In other words, if a doctor has a moral or religious objection to providing abortion services, he cannot be discriminated against at the federal, state, local level.

I have one question with this section. Are pharmacists covered as “health care professionals”?

Sections 603 and 604 improve enforcement of Medicare payment provisions and strengthen Medicare provider enrollment standards.

Section 605 establishes an expansion of the Medicare and Medicaid databases to track banned providers across state lines. Many providers, when they get into trouble in one state, simply move to another state to avoid the mess. This would no longer be possible under this provision of the Republican alternative to HR3962.

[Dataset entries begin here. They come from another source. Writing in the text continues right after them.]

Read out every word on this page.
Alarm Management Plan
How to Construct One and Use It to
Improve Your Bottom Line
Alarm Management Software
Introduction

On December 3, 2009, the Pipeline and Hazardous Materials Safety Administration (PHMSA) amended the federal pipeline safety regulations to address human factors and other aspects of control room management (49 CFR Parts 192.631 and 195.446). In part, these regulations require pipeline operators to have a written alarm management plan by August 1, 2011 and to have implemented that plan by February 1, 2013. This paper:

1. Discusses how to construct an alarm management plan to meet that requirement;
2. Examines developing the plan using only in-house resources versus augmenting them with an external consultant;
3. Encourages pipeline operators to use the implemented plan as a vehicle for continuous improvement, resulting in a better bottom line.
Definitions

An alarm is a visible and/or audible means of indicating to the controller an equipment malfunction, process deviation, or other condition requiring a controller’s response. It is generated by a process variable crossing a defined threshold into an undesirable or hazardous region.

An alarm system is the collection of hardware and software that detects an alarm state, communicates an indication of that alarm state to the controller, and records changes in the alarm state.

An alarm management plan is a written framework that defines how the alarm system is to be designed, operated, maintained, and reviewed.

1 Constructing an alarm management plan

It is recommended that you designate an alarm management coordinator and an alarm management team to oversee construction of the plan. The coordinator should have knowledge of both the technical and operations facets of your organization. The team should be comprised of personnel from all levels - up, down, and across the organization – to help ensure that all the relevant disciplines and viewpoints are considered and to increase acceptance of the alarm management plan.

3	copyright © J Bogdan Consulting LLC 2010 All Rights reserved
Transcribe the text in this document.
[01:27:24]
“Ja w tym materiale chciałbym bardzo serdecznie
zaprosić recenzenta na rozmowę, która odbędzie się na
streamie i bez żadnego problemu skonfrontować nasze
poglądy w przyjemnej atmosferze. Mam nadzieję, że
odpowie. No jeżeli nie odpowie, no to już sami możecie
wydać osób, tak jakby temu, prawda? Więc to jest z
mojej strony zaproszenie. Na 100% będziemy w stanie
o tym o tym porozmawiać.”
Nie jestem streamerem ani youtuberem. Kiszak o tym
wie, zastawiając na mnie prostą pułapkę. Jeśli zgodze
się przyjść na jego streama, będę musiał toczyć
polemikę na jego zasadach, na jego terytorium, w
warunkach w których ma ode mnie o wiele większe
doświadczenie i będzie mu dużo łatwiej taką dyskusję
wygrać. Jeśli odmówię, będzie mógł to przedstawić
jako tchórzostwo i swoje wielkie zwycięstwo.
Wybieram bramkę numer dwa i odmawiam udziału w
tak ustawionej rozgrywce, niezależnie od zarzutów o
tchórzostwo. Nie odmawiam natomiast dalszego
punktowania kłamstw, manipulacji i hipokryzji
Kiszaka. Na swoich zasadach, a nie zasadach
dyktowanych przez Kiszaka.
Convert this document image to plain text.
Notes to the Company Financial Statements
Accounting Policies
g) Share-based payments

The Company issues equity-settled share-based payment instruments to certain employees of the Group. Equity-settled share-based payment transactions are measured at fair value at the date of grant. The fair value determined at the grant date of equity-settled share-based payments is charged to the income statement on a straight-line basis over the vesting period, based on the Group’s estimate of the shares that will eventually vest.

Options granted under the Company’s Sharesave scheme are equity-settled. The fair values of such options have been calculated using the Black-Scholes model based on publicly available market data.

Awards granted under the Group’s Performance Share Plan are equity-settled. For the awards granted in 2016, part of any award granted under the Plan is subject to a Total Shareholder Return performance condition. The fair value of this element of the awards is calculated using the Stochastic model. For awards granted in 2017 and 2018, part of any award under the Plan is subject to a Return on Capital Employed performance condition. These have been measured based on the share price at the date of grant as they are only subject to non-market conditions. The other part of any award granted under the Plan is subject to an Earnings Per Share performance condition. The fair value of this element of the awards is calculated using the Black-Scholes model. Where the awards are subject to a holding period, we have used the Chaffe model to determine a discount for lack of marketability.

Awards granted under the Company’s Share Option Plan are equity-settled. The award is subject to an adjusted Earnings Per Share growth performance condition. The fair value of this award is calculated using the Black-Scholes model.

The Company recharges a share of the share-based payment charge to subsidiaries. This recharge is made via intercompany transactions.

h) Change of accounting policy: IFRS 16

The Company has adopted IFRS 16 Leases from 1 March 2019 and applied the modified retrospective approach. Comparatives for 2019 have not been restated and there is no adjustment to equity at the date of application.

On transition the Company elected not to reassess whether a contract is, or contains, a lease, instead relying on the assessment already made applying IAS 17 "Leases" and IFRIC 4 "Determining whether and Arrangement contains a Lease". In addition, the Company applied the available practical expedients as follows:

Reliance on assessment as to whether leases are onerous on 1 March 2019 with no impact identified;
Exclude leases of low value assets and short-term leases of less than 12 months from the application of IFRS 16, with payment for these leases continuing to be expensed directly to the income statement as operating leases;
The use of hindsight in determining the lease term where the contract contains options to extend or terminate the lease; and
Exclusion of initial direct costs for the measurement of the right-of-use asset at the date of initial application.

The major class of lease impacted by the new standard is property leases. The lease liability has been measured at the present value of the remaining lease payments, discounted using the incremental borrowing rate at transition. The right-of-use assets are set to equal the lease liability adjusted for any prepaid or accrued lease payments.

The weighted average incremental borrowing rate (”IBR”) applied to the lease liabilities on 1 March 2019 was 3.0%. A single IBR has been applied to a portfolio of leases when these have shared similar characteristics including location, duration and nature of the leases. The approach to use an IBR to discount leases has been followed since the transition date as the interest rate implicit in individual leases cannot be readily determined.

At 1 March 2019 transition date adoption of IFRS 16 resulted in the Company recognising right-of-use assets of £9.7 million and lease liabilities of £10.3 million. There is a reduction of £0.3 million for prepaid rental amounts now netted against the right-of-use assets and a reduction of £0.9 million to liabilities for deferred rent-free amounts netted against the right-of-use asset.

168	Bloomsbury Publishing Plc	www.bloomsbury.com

The Secretary of Health and Human Services shall provide for increased coordination between the Administrator of the Centers for Medicare & Medicaid Services (in this section referred to as ”CMS”) and its regional offices to ensure that pro­viders of services and suppliers that have operated in one State and are excluded from participation in the Medicare program are unable to begin operation and participation in the Medicare program in another State.

Division G

The remaining sections of the amendment cover the FDA approval process and expedites the way in which biosimilar drugs will be available on the market when an innovator’s product’s term of patent expires. This will allow quicker access to affordable medications and lower the cost of every health insurance plan that makes them available.

And with that, my review of the 219 page Republican amendment in the nature of a substitution to HR 3962 is complete. It’s short, it’s blunt, and it would do exactly what it says it will do, if it ever got the chance of reaching the House floor.

While many people will be disappointed that this amendment does not raise everyone’s taxes and it doesn’t place their children in a life of servitude to pay the costs of providing health care, this amendment does take some simple, positive steps to true health care reform in our country.

We don’t need a total overhaul of our health system (or our tax system for that matter), but our system does need a few tweaks. The items listed in the Republican amendment tweak our current system by reducing health coverage costs for every American, while reducing the federal deficit by doing so.

You can follow the progress of the Republican amendment (and read some scary reports on HR3962) at the GOP Health Care website.

Finally, we get a real start to the solution for health care reform, and Nancy Pelosi is going to bury it.